ただアバンティを使用するレースが少ないので、レース派には不向き。



ヤマハ YZ125 125cc

ミッションカート用エンジン。
モトクロス用の2stエンジンをカート用にモデファイしたもの。
6速シーケンシャルミッションで可変排気バルブを装備。
ミッションカートは、いわゆるカートコースではなく4輪車が走行するような大型サーキットで走行します。
ギア比にもよりますが、最高時速は180km以上に達します。



2ストロークエンジン構造

現在カート用のエンジンは2ストロークエンジンが主流です。
自動車で一般的な4ストロークとは違い、構造が単純で部品点数が少ない。
小排気量でも高出力を生み出す。
しかし、構造上、未燃焼ガスを多く排出して燃費も悪い。
エンジン音がうるさいなどのデメリットもあり、
環境問題の観点から4ストロークのカートエンジンへシフトする動きも近年見受けられる。

 
画像はクランクケースリードバルブ式2サイクルエンジン
クランクケース横の弁が混合気の逆流を防ぐ



KT100 や PRD はクランクケースではなくシリンダー側にキャブがあり
ピストンそれ自体が吸気弁の役割を果たす。
ピストンリードバルブ式

いずれにせよバルブ構造のない2サイクルは混合気、排気の逆流を避けることはできない。
これが燃費の悪さの原因である。

しかし、それを避ける工夫は随所に見受けられる。
例えばチャンバー。
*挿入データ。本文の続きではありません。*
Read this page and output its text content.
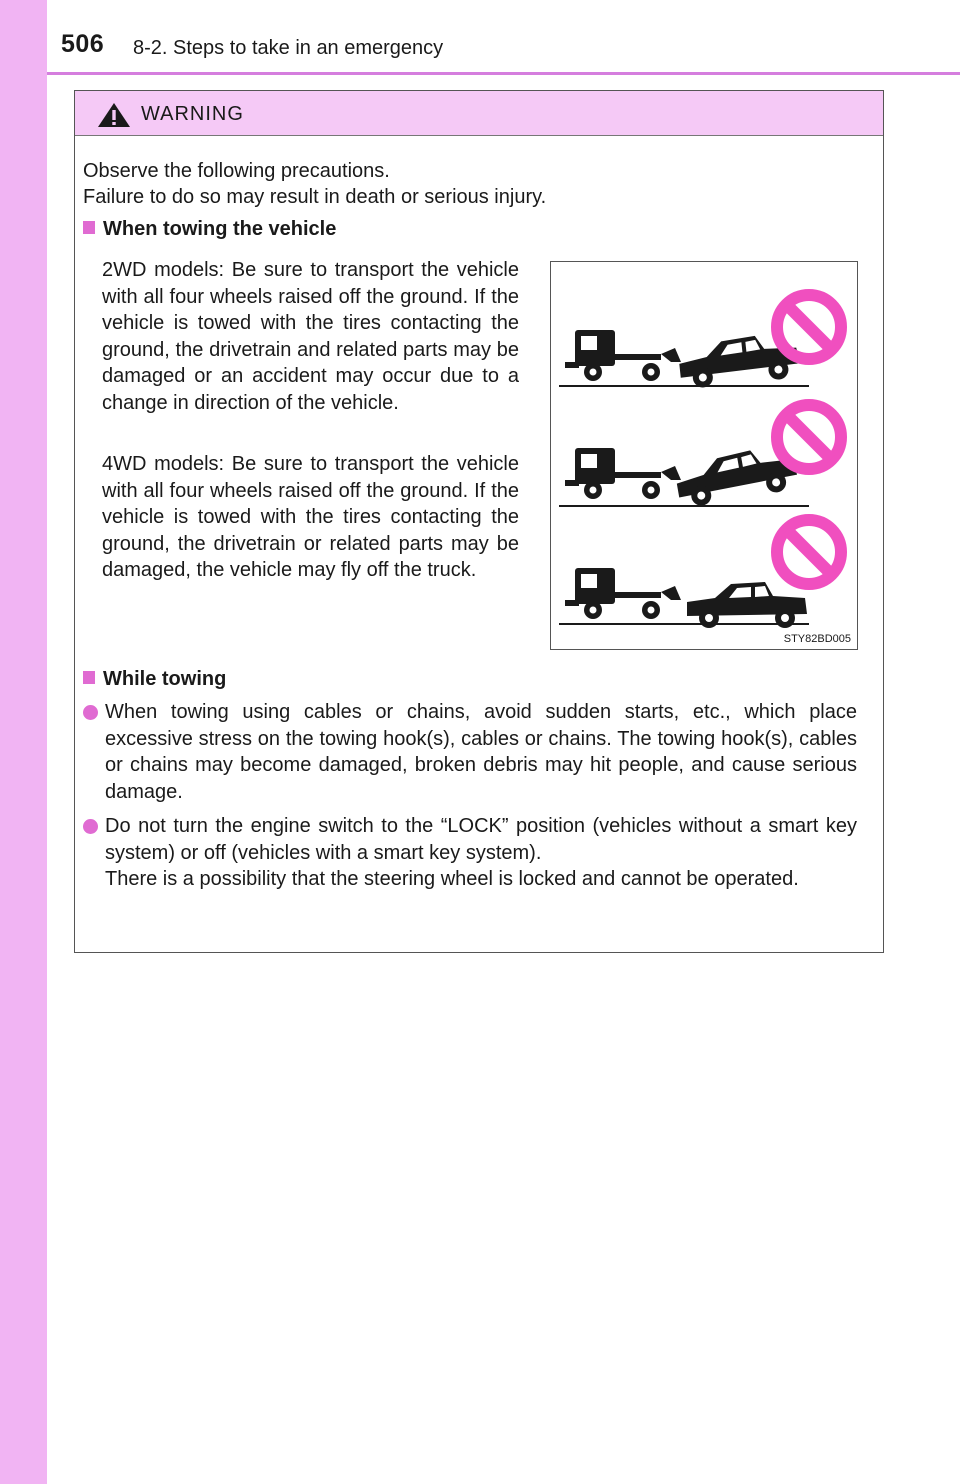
506 8-2. Steps to take in an emergency
WARNING
Observe the following precautions.
Failure to do so may result in death or serious injury.
When towing the vehicle
2WD models: Be sure to transport the vehicle with all four wheels raised off the ground. If the vehicle is towed with the tires contacting the ground, the drivetrain and related parts may be damaged or an accident may occur due to a change in direction of the vehicle.
4WD models: Be sure to transport the vehicle with all four wheels raised off the ground. If the vehicle is towed with the tires contacting the ground, the drivetrain or related parts may be damaged, the vehicle may fly off the truck.
STY82BD005
While towing
When towing using cables or chains, avoid sudden starts, etc., which place excessive stress on the towing hook(s), cables or chains. The towing hook(s), cables or chains may become damaged, broken debris may hit people, and cause serious damage.
Do not turn the engine switch to the “LOCK” position (vehicles without a smart key system) or off (vehicles with a smart key system).
There is a possibility that the steering wheel is locked and cannot be operated.
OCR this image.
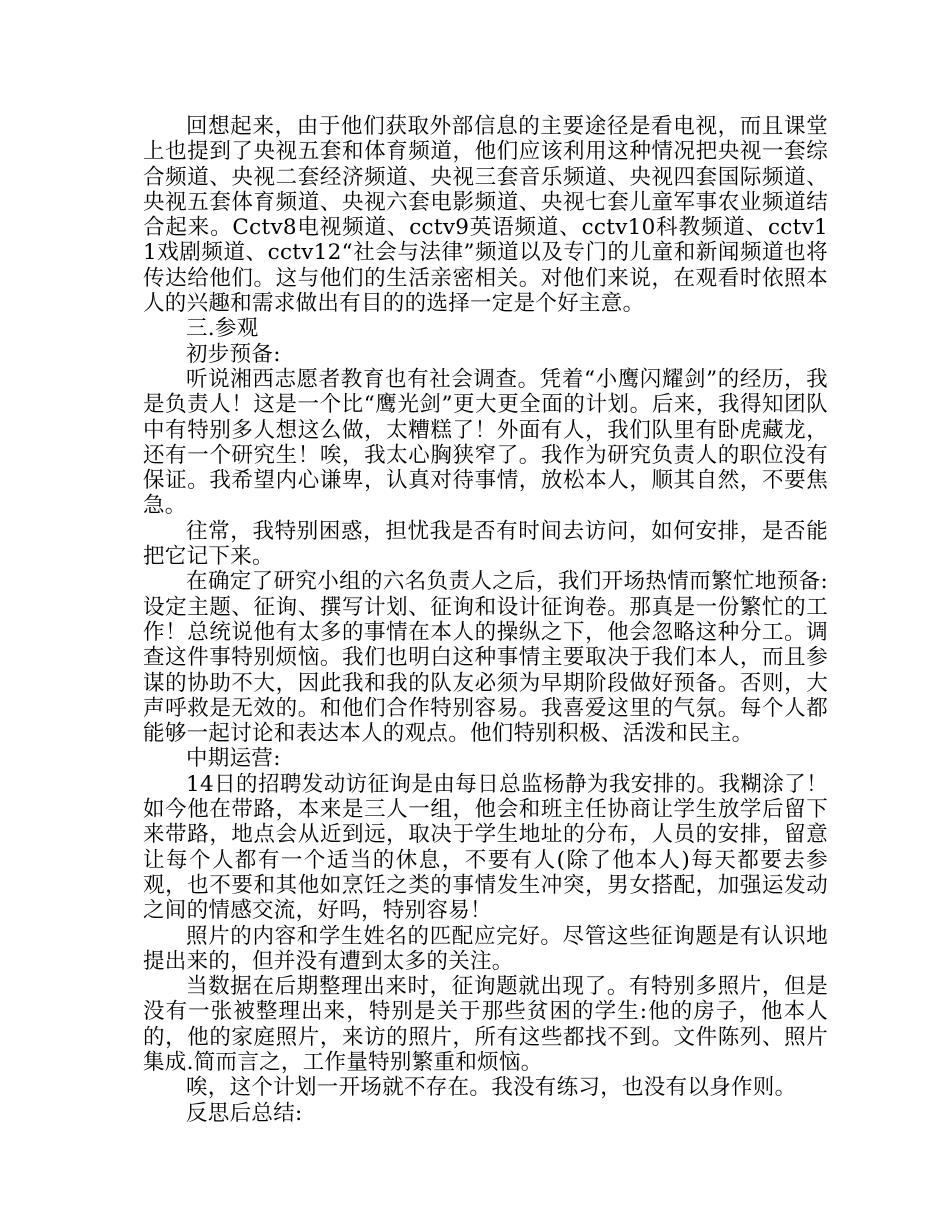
回想起来，由于他们获取外部信息的主要途径是看电视，而且课堂上也提到了央视五套和体育频道，他们应该利用这种情况把央视一套综合频道、央视二套经济频道、央视三套音乐频道、央视四套国际频道、央视五套体育频道、央视六套电影频道、央视七套儿童军事农业频道结合起来。Cctv8电视频道、cctv9英语频道、cctv10科教频道、cctv11戏剧频道、cctv12“社会与法律”频道以及专门的儿童和新闻频道也将传达给他们。这与他们的生活亲密相关。对他们来说，在观看时依照本人的兴趣和需求做出有目的的选择一定是个好主意。

三.参观

初步预备:

听说湘西志愿者教育也有社会调查。凭着“小鹰闪耀剑”的经历，我是负责人！这是一个比“鹰光剑”更大更全面的计划。后来，我得知团队中有特别多人想这么做，太糟糕了！外面有人，我们队里有卧虎藏龙，还有一个研究生！唉，我太心胸狭窄了。我作为研究负责人的职位没有保证。我希望内心谦卑，认真对待事情，放松本人，顺其自然，不要焦急。

往常，我特别困惑，担忧我是否有时间去访问，如何安排，是否能把它记下来。

在确定了研究小组的六名负责人之后，我们开场热情而繁忙地预备:设定主题、征询、撰写计划、征询和设计征询卷。那真是一份繁忙的工作！总统说他有太多的事情在本人的操纵之下，他会忽略这种分工。调查这件事特别烦恼。我们也明白这种事情主要取决于我们本人，而且参谋的协助不大，因此我和我的队友必须为早期阶段做好预备。否则，大声呼救是无效的。和他们合作特别容易。我喜爱这里的气氛。每个人都能够一起讨论和表达本人的观点。他们特别积极、活泼和民主。

中期运营:

14日的招聘发动访征询是由每日总监杨静为我安排的。我糊涂了！如今他在带路，本来是三人一组，他会和班主任协商让学生放学后留下来带路，地点会从近到远，取决于学生地址的分布，人员的安排，留意让每个人都有一个适当的休息，不要有人(除了他本人)每天都要去参观，也不要和其他如烹饪之类的事情发生冲突，男女搭配，加强运发动之间的情感交流，好吗，特别容易！

照片的内容和学生姓名的匹配应完好。尽管这些征询题是有认识地提出来的，但并没有遭到太多的关注。

当数据在后期整理出来时，征询题就出现了。有特别多照片，但是没有一张被整理出来，特别是关于那些贫困的学生:他的房子，他本人的，他的家庭照片，来访的照片，所有这些都找不到。文件陈列、照片集成.简而言之，工作量特别繁重和烦恼。

唉，这个计划一开场就不存在。我没有练习，也没有以身作则。

反思后总结:
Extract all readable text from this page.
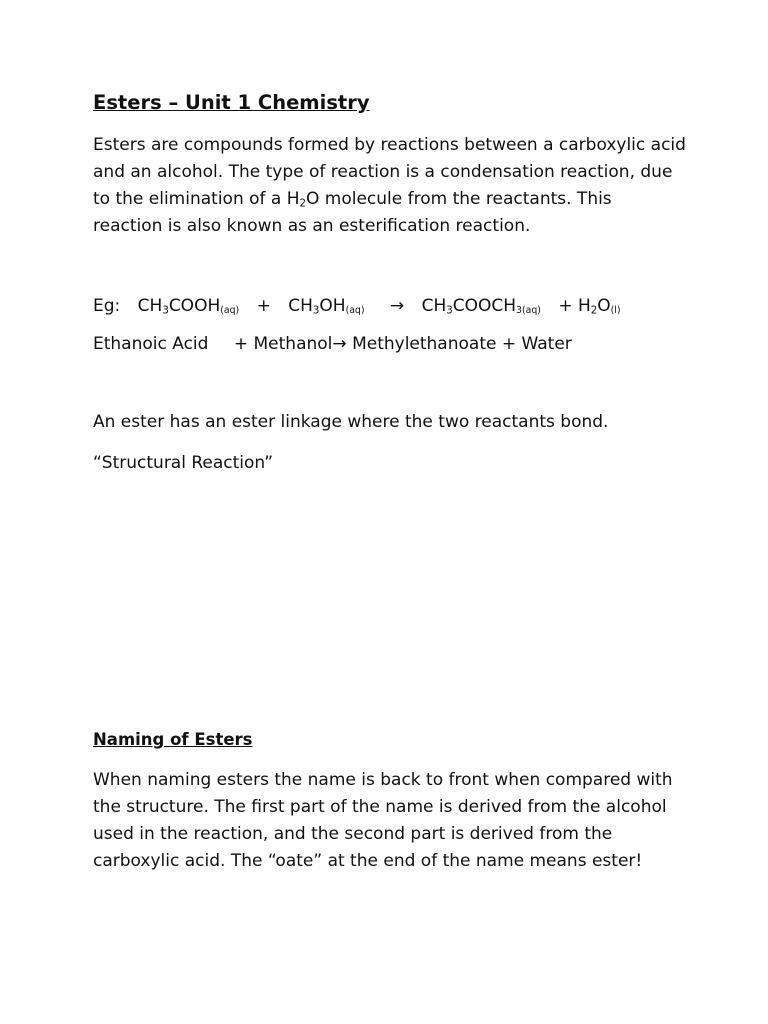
Esters – Unit 1 Chemistry
Esters are compounds formed by reactions between a carboxylic acid
and an alcohol. The type of reaction is a condensation reaction, due
to the elimination of a $H_2O$ molecule from the reactants. This
reaction is also known as an esterification reaction.
Eg: $CH_3COOH(aq) + CH_3OH(aq)$ → $CH_3COOCH3(aq) + H_2O(l)$
Ethanoic Acid + Methanol→ Methylethanoate + Water
An ester has an ester linkage where the two reactants bond.
“Structural Reaction”
Naming of Esters
When naming esters the name is back to front when compared with
the structure. The first part of the name is derived from the alcohol
used in the reaction, and the second part is derived from the
carboxylic acid. The “oate” at the end of the name means ester!
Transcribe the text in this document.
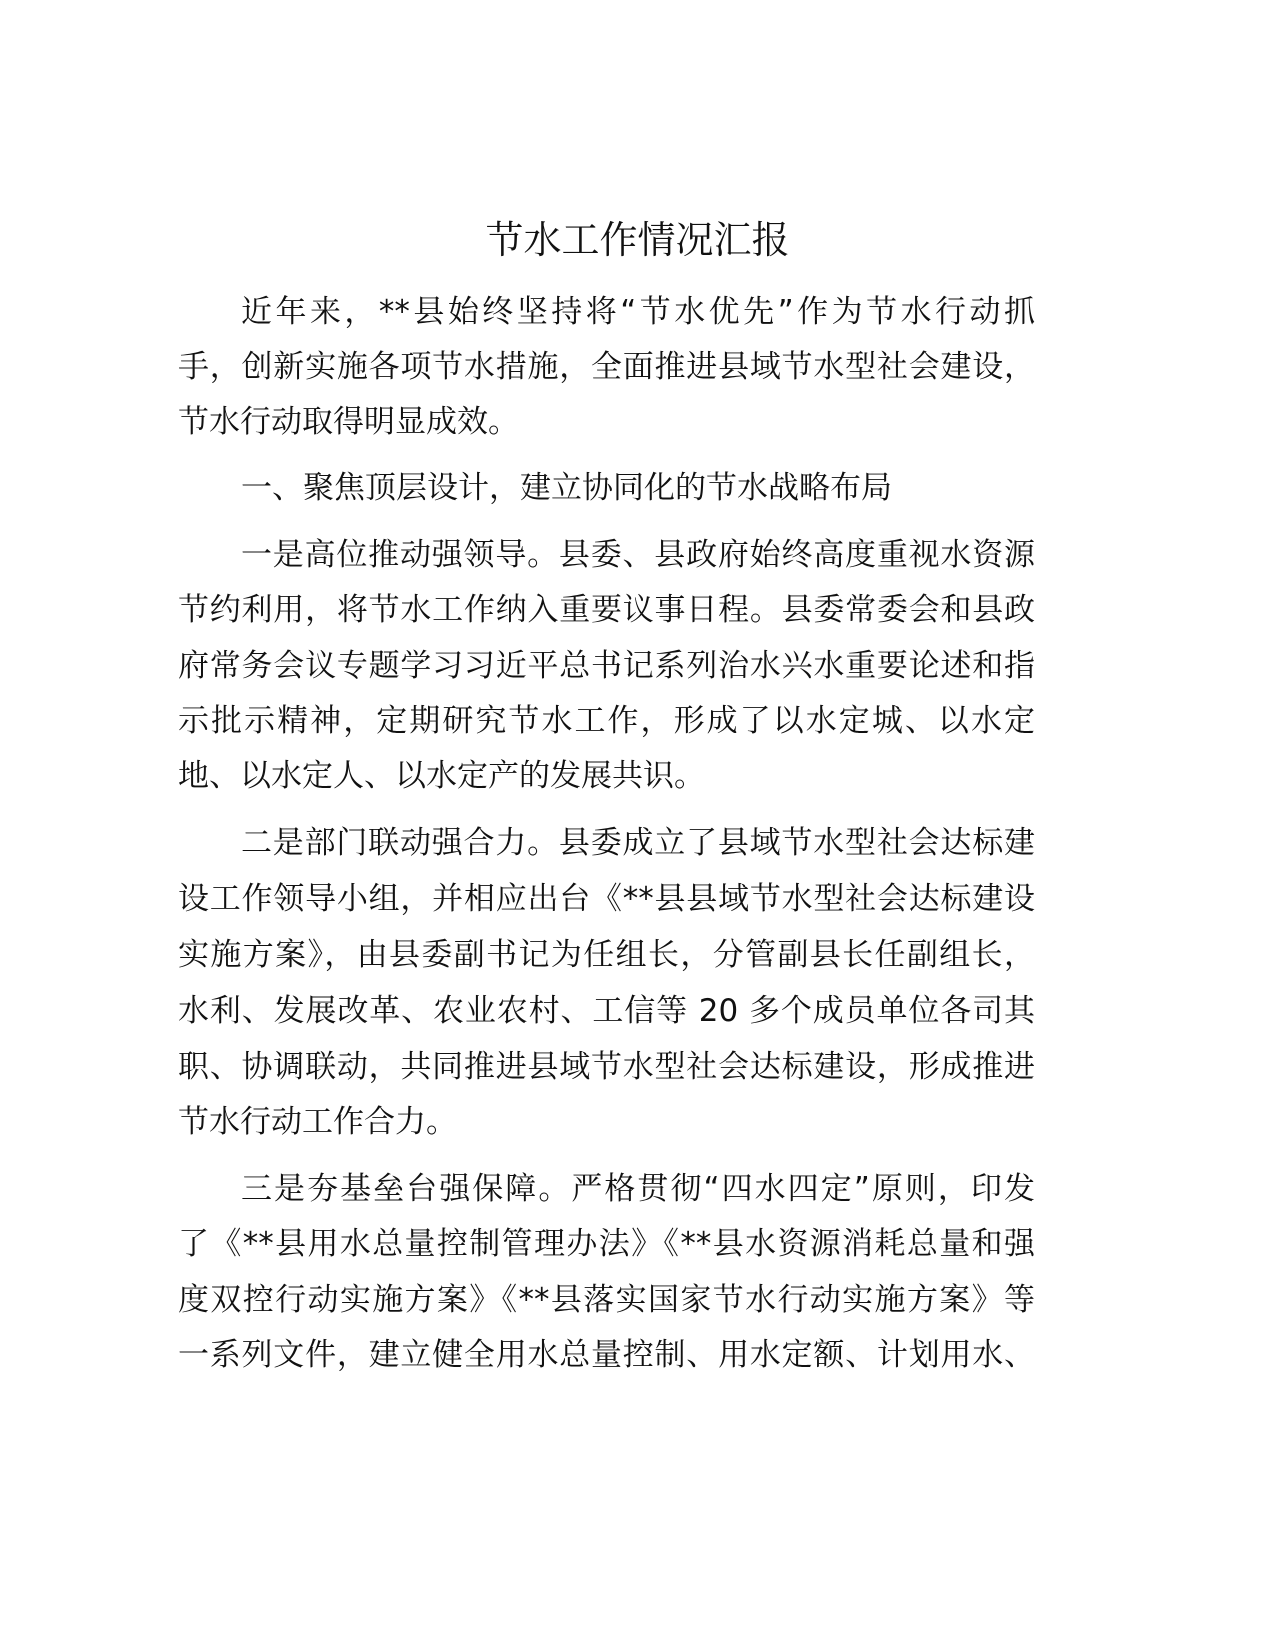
节水工作情况汇报
近年来，**县始终坚持将“节水优先”作为节水行动抓
手，创新实施各项节水措施，全面推进县域节水型社会建设，
节水行动取得明显成效。
一、聚焦顶层设计，建立协同化的节水战略布局
一是高位推动强领导。县委、县政府始终高度重视水资源
节约利用，将节水工作纳入重要议事日程。县委常委会和县政
府常务会议专题学习习近平总书记系列治水兴水重要论述和指
示批示精神，定期研究节水工作，形成了以水定城、以水定
地、以水定人、以水定产的发展共识。
二是部门联动强合力。县委成立了县域节水型社会达标建
设工作领导小组，并相应出台《**县县域节水型社会达标建设
实施方案》，由县委副书记为任组长，分管副县长任副组长，
水利、发展改革、农业农村、工信等 20 多个成员单位各司其
职、协调联动，共同推进县域节水型社会达标建设，形成推进
节水行动工作合力。
三是夯基垒台强保障。严格贯彻“四水四定”原则，印发
了《**县用水总量控制管理办法》《**县水资源消耗总量和强
度双控行动实施方案》《**县落实国家节水行动实施方案》等
一系列文件，建立健全用水总量控制、用水定额、计划用水、
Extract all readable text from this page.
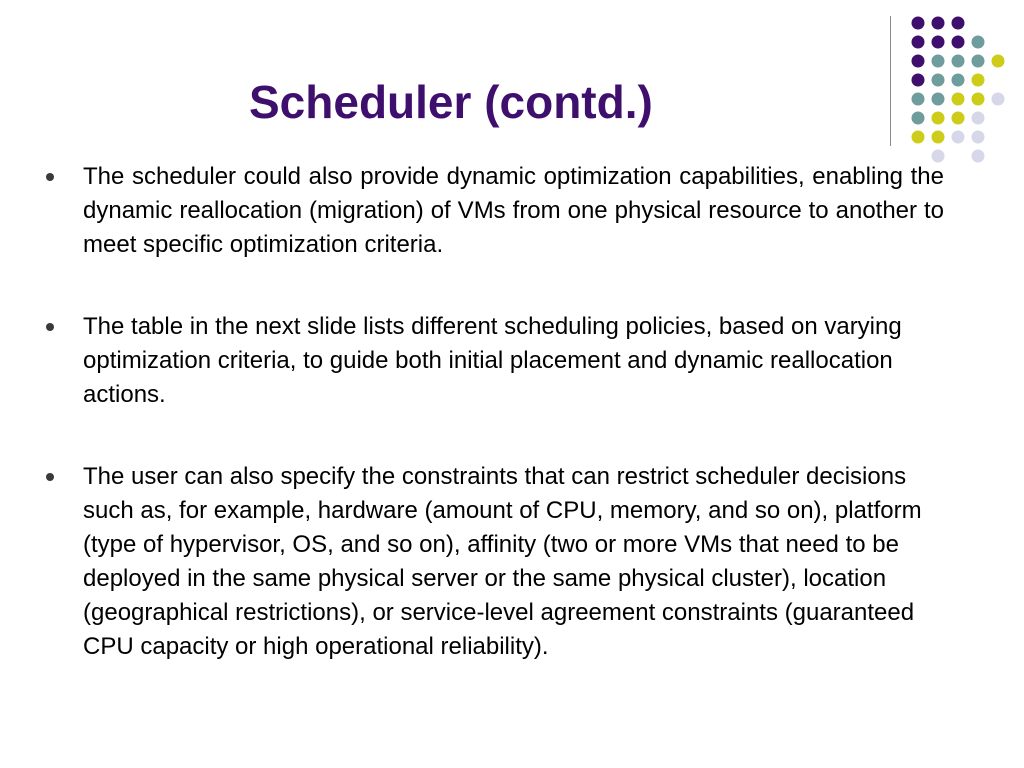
Scheduler (contd.)
The scheduler could also provide dynamic optimization capabilities, enabling the dynamic reallocation (migration) of VMs from one physical resource to another to meet specific optimization criteria.
The table in the next slide lists different scheduling policies, based on varying optimization criteria, to guide both initial placement and dynamic reallocation actions.
The user can also specify the constraints that can restrict scheduler decisions such as, for example, hardware (amount of CPU, memory, and so on), platform (type of hypervisor, OS, and so on), affinity (two or more VMs that need to be deployed in the same physical server or the same physical cluster), location (geographical restrictions), or service-level agreement constraints (guaranteed CPU capacity or high operational reliability).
チャンバー内では排気効率を犠牲にして一部ガスを逆流させる仕組みになっている。


従って、この作用を利用してパワー特性を変化させることが出来る。
チャンバーの取り付け部に装着するジャバラは短い物にすると高回転型、長い物だとトルク型になる。
ただ抜けが良いだけのチャンバーが良いとは限らないのはこのためなのです。